Vragen van het lid Dik-Faber (ChristenUnie) aan de Staatssecretarissen van Economische Zaken en van Financiën over de BTW-plicht voor agrarisch natuur- en landschapsbeheer (ingezonden 14 juli 2015).

Antwoord van Staatssecretaris Dijksma (Economische Zaken) mede namens de Staatssecretaris van Financiën (ontvangen 9 september 2015).

Vraag 1

Kent u het bericht «Natuurbeheerders willen helderheid over BTW-vrijstelling»?1

Antwoord 1

Ja.

Vraag 2

Heeft u kennisgenomen van de brief van LTO over dit onderwerp en het advies van prof. R.N.G. van der Paardt dat naar het Minister van Economische Zaken is gestuurd?

Antwoord 2

Ja.

Vraag 3 t/m 7

Onderschrijft u dit advies en deelt u de mening dat het heffen van BTW op agrarisch natuur- en landschapsbeheer niet gewenst is?

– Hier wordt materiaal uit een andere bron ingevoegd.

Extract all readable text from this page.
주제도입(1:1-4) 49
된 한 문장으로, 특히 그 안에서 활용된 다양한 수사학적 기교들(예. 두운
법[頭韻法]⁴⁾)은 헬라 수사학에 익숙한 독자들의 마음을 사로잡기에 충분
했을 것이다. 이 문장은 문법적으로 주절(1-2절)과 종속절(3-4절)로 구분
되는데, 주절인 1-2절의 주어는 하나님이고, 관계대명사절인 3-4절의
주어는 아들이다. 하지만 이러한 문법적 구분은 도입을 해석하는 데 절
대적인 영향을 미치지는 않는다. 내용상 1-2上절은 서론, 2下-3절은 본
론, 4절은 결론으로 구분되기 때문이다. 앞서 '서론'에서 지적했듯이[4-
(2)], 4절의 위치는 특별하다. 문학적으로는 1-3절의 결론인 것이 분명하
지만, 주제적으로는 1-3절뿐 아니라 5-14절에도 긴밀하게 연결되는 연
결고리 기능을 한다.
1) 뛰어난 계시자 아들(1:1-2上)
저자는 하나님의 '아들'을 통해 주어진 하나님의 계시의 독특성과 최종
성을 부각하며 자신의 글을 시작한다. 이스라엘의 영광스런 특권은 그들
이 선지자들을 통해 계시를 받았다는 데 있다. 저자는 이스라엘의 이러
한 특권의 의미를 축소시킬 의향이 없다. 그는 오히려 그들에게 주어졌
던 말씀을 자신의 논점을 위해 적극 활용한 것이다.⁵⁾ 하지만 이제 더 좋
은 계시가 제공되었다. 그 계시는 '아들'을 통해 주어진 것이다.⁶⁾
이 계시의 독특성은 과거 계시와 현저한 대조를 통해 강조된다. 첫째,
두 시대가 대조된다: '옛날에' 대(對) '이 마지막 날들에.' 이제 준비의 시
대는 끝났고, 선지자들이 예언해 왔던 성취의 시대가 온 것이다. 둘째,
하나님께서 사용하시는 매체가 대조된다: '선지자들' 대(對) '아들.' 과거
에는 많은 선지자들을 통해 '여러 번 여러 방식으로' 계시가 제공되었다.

Waarop zijn de vergoedingen voor agrarisch natuur- en landschapsbeheer gebaseerd? Zijn de vergoedingen nog kostendekkend op het moment dat er een «korting» van 21% zal gelden?

Wat zijn de consequenties voor het nieuwe stelsel van agrarisch natuur- en landschapsbeheer op het moment dat deze BTW-plicht zou gaan gelden?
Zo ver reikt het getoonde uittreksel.